Like any genre, faith-based films have a recipe. It is a profitable and studio approved recipe of clean stories for hungry families living on contaminated soil. Minari has similar ingredients but also shows what it is missing from more formulaic films. In order to manifest his dream of becoming a farmer, Jacob Yi (Steven Yeun) moves his family to a farm in Arkansas. The weight of his ambition fissures his marriage. His wife (Han Ye-ri) implores him to not put his dream above his family’s reality, including caring for their young son suffering from a heart murmur. On top of Jacob’s failings as a husband, he also wrestles with pride, leading to missteps with managing his farm.
Any viewer can understand getting older and seeing a field of dreams becoming destitute. Any viewer can empathize with picking the shards of broken dreams out of their skin. Jacob’s multilayered tussle with failure dramatizes our own deficiencies. Many faith films are committed to showing glory while skirting around our fallenness. Minari’s willingness to add man’s fallenness to its ingredients of themes brings out a rich flavor for audiences.

Minari also does not subscribe to colorblindness. In order to reel in a wide swath of moviegoers, the recipe for faith-based films (and mainstream blockbusters) requires an adherence to and observance of majority culture. In many ways, this limits a movie’s universal appeal. Minari is a quintessential American story told through the eyes of a Korean family. Most of the film’s dialogue is spoken in Korean (the film’s writer and director, Lee Isaac Chung, is of Korean descent). This is underlined in one scene showing the Yi’s visiting an all-white church. The family’s curiously awkward but sweet interactions with church members do not rely on easy stereotypes or cliched humor. Character’s differences and dignity are acknowledged.

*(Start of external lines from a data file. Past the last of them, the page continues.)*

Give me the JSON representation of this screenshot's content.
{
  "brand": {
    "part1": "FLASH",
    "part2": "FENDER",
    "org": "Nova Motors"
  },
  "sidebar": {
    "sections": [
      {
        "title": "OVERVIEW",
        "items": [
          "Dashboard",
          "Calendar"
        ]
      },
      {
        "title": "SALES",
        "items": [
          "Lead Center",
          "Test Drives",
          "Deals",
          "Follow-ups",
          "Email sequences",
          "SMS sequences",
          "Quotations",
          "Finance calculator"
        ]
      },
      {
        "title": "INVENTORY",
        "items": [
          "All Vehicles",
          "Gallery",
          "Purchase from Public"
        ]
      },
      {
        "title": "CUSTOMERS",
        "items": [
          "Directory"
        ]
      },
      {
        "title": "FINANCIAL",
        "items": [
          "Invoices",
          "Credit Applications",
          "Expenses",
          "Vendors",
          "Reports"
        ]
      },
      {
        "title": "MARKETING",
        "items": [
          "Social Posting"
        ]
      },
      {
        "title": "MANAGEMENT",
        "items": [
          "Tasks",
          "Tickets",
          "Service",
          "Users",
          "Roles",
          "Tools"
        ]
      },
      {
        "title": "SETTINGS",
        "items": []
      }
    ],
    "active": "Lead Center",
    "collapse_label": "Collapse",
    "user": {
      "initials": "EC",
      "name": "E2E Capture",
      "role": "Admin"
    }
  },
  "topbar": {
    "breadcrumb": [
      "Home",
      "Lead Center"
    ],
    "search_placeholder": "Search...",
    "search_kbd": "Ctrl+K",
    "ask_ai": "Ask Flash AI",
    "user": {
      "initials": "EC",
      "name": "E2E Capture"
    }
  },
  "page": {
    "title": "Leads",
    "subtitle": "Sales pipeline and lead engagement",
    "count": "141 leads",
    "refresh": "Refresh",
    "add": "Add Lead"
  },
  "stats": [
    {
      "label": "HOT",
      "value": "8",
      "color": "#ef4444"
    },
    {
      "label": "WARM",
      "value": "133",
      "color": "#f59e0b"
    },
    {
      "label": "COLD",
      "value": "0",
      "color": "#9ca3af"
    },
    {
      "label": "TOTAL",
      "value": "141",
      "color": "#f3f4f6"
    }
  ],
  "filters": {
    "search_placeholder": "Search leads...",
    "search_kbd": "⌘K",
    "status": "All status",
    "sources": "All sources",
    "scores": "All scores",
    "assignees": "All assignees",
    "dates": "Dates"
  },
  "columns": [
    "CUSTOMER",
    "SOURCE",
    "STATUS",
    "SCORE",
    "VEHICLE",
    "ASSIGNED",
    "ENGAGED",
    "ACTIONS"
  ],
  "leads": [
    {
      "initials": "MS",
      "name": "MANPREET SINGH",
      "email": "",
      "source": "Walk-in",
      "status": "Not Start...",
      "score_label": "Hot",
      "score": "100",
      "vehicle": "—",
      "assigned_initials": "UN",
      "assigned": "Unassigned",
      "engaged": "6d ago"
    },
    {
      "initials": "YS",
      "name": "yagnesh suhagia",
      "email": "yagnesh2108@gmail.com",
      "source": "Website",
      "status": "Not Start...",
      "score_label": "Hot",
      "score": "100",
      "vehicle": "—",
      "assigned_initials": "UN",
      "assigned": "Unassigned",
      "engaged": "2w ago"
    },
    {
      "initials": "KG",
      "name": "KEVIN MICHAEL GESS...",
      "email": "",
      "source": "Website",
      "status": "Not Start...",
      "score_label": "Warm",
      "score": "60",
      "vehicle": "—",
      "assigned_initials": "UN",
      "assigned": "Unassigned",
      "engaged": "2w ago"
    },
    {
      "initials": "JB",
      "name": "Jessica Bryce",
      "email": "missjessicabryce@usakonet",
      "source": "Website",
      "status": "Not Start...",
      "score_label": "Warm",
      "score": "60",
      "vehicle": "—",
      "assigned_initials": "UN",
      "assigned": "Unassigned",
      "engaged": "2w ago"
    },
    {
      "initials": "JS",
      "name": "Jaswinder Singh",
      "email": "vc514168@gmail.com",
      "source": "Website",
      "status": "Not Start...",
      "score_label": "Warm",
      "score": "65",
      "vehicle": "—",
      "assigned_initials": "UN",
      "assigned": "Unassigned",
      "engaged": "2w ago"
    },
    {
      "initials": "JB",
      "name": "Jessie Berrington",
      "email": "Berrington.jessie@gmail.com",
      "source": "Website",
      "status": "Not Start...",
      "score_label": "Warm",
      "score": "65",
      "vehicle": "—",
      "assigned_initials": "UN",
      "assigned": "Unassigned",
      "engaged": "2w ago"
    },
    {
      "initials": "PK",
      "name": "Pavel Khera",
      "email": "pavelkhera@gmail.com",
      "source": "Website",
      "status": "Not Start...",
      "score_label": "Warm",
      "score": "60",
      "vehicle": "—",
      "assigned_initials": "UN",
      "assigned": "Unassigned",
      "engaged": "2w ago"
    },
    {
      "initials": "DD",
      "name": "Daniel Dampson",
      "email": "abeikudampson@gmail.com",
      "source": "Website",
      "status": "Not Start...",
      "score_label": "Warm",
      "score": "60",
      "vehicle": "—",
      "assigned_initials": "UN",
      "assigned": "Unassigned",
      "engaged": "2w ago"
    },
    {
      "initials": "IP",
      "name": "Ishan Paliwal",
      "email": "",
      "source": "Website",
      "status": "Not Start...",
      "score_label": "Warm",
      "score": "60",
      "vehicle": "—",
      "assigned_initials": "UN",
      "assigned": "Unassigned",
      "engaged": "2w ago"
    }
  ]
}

Like all great films, Minari uses its specific story world to communicate universal emotions.
Minari joins an expanding variety of faith films released over the last few years like Silence, A Hidden Life and Hacksaw Ridge. Despite having different ingredients, Christian films should be as accessible as their secular counterparts. This is necessary to help satisfy the tastebuds of non-believers. Don’t just take my word for it. In a recent review of Netflix’s Christian film, A Week Away, The Guardian’s Adrian Horton wrote:
“Netflix will always play for wider audiences by mining every niche, including America’s relatively siloed Christian content subculture. Films centered on faith can be empathetic, open-hearted, inviting, and I say that as an admittedly skeptical secular viewer.”